Бесы (Достоевский) - страница 373

Кириллов прислал старуху «поздравить» и, кроме того, горячего чаю, только что зажаренных котлет и бульону с белым хлебом для «Марьи Игнатьевны». Больная выпила бульон с жадностью, старуха перепеленала ребенка, Marie заставила и Шатова съесть котлет.

Время проходило. Шатов в бессилии заснул и сам на стуле, головой на подушке Marie. Так застала их сдержавшая слово Арина Прохоровна, весело их разбудила, поговорила о чем надо с Marie, осмотрела ребенка и опять не велела Шатову отходить. Затем, сострив над «супругами» с некоторым оттенком презрения и высокомерия, ушла так же довольная, как и давеча.

Было уже совсем темно, когда проснулся Шатов. Он поскорее зажег свечу и побежал за старухой; но едва ступил с лестницы, как чьи-то тихие, неспешные шаги поднимавшегося навстречу ему человека поразили его. Вошел Эркель.

– Не входите! – прошептал Шатов и, стремительно схватив его за руку, потащил назад к воротам. – Ждите здесь, сейчас выйду, я совсем, совсем позабыл о вас! О, как вы о себе напомнили!

Он так заспешил, что даже не забежал к Кириллову, а вызвал только старуху. Marie пришла в отчаяние и негодование, что он «мог только подумать оставить ее одну».

– Но, – вскричал он восторженно, – это уже самый последний шаг! А там новый путь, и никогда, никогда не вспомянем о старом ужасе!

Кое-как он уговорил ее и обещал вернуться ровно в девять часов; крепко поцеловал ее, поцеловал ребенка и быстро сбежал к Эркелю.

Оба отправлялись в ставрогинский парк в Скворешниках, где года полтора назад, в уединенном месте, на самом краю парка, там, где уже начинался сосновый лес, была зарыта им доверенная ему типография. Место было дикое и пустынное, совсем незаметное, от скворешниковского дома довольно отдаленное. От дома Филиппова приходилось идти версты три с половиной, может и четыре.

– Неужели всё пешком? Я возьму извозчика.

– Очень прошу вас не брать, – возразил Эркель, – они именно на этом настаивали. Извозчик тоже свидетель.

– Ну… черт!

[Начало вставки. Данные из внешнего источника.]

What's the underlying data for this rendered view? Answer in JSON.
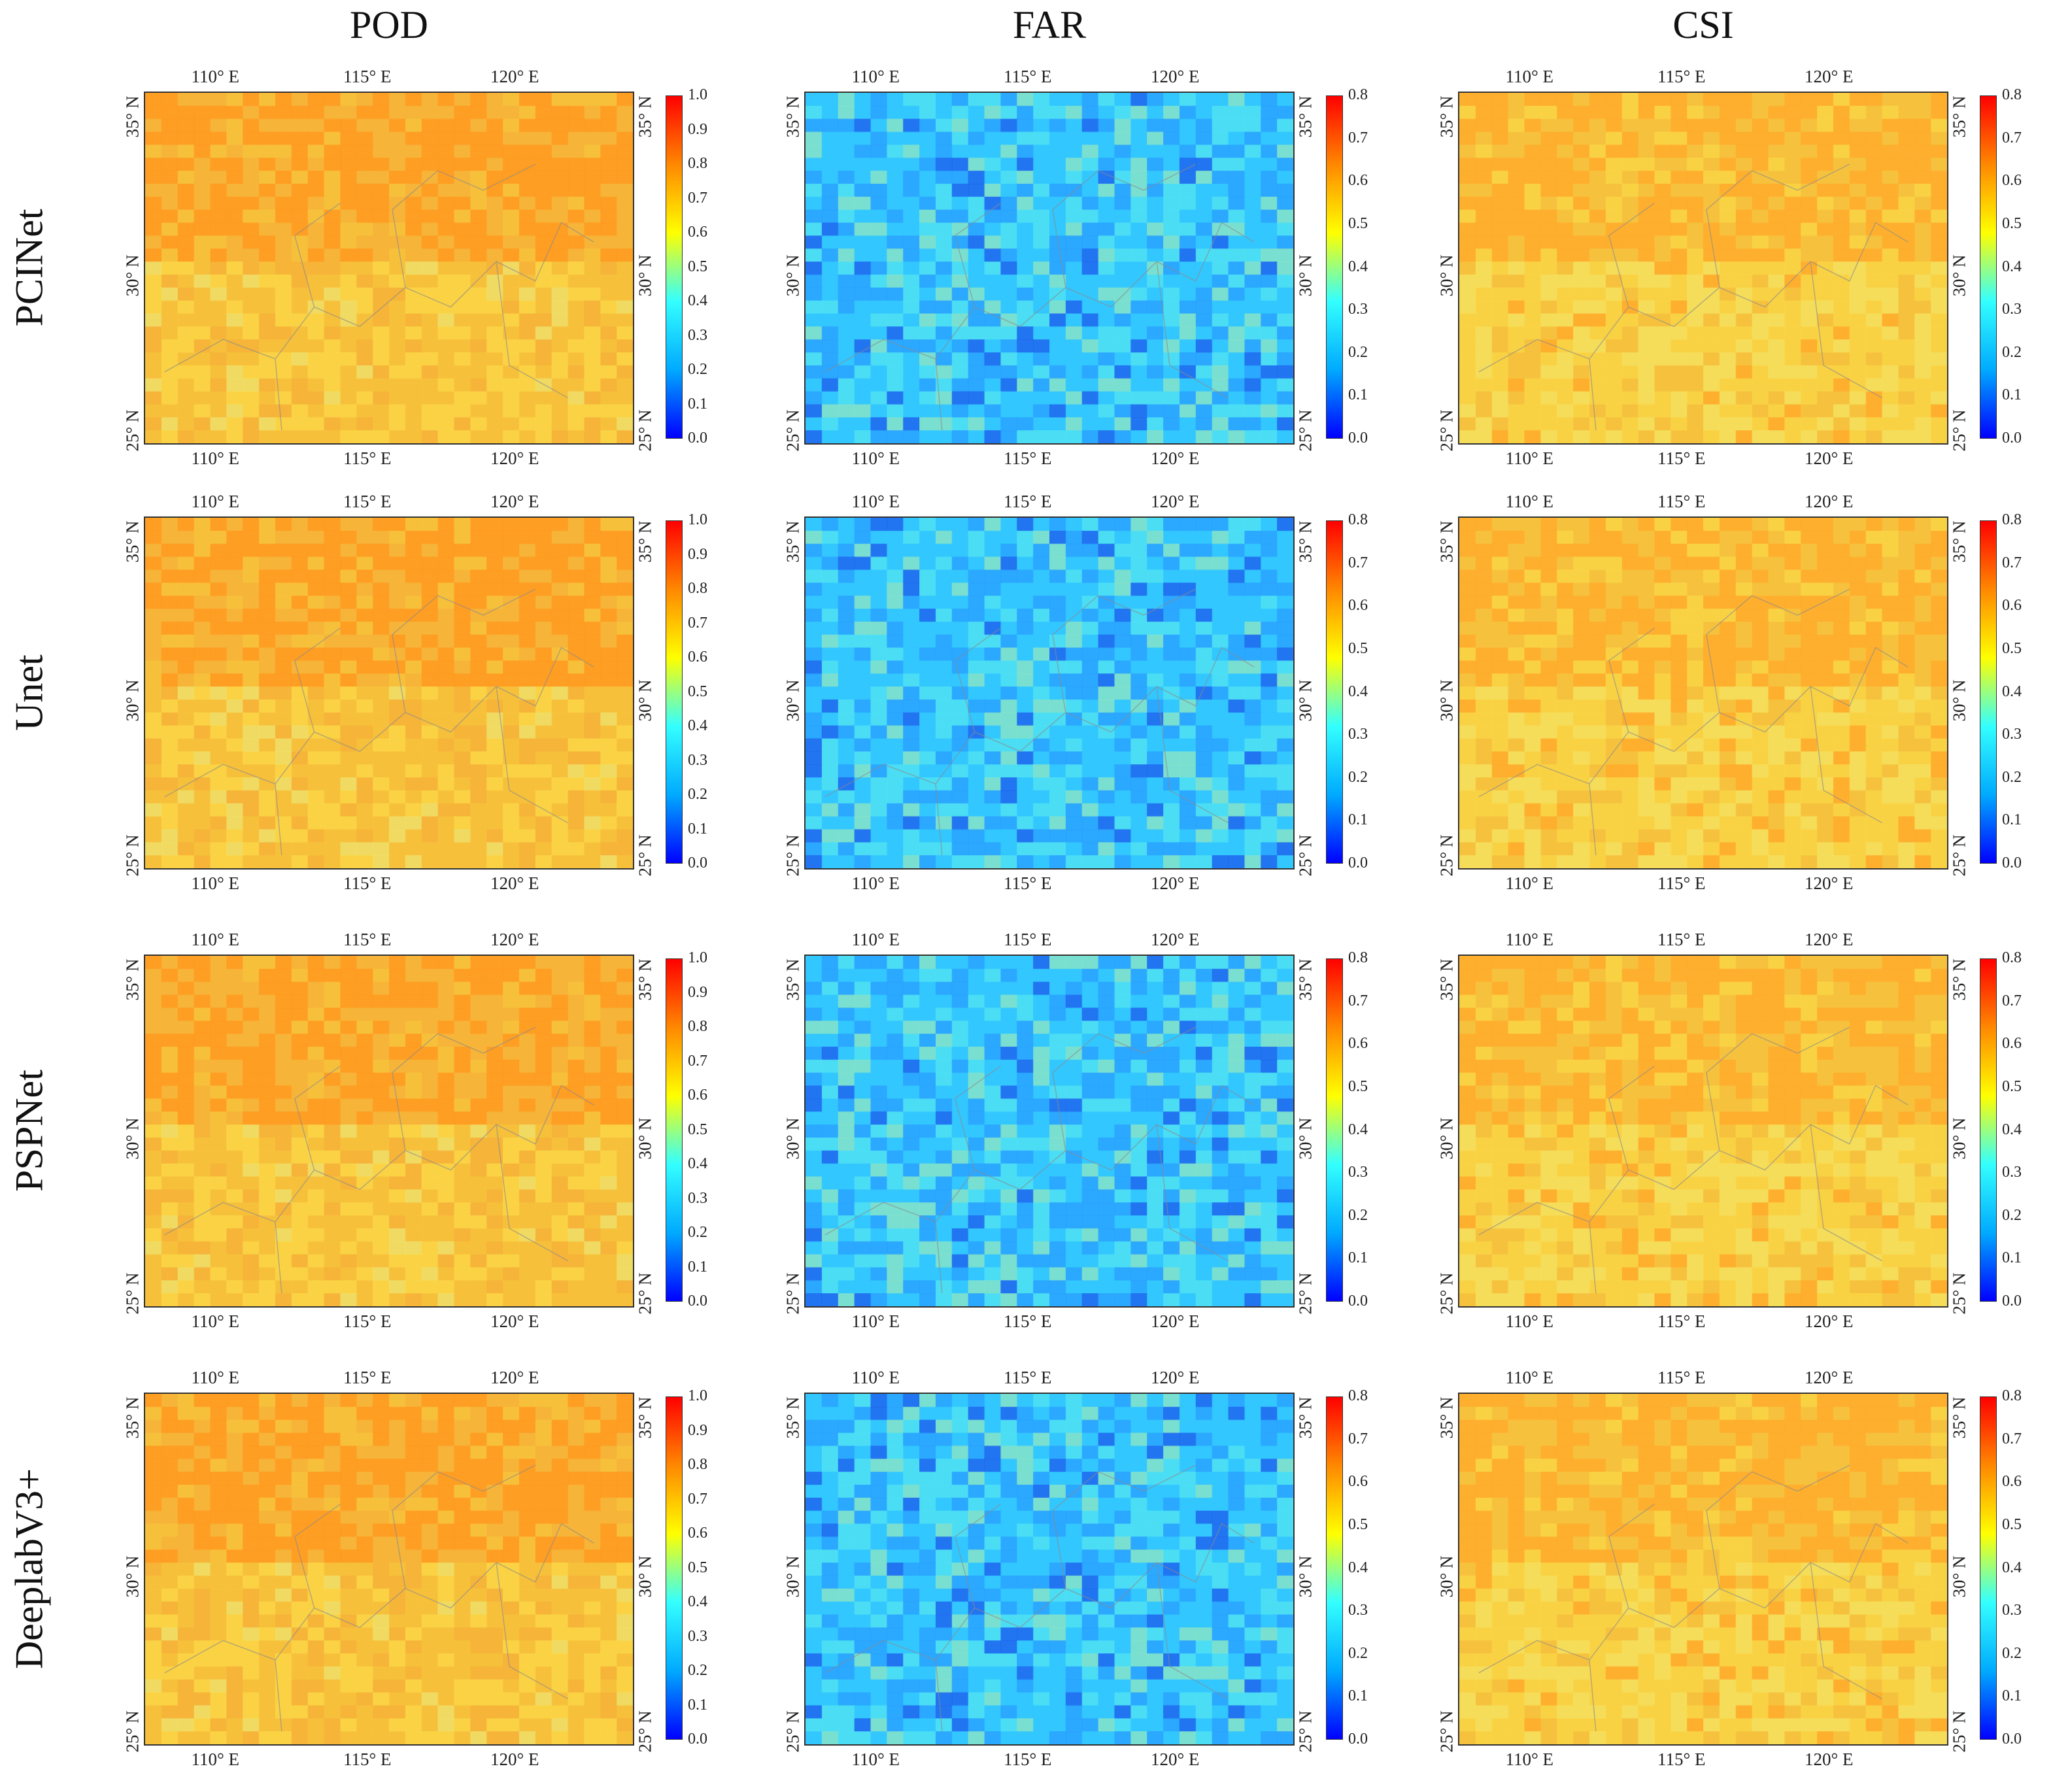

Всё равно, только бы кончить, кончить!

Пошли очень скоро.

– Эркель, мальчик вы маленький! – вскричал Шатов, – бывали вы когда-нибудь счастливы?

– А вы, кажется, очень теперь счастливы, – с любопытством заметил Эркель.

Глава шестая

Многотрудная ночь

I

Виргинский в продолжение дня употребил часа два, чтоб обежать всех наших и возвестить им, что Шатов наверно не донесет, потому что к нему воротилась жена и родился ребенок, и, «зная сердце человеческое», предположить нельзя, что он может быть в эту минуту опасен. Но, к смущению своему, почти никого не застал дома, кроме Эркеля и Лямшина. Эркель выслушал это молча и ясно смотря ему в глаза; на прямой же вопрос: «Пойдет ли он в шесть часов или нет?» – отвечал с самою ясною улыбкой, что, «разумеется, пойдет».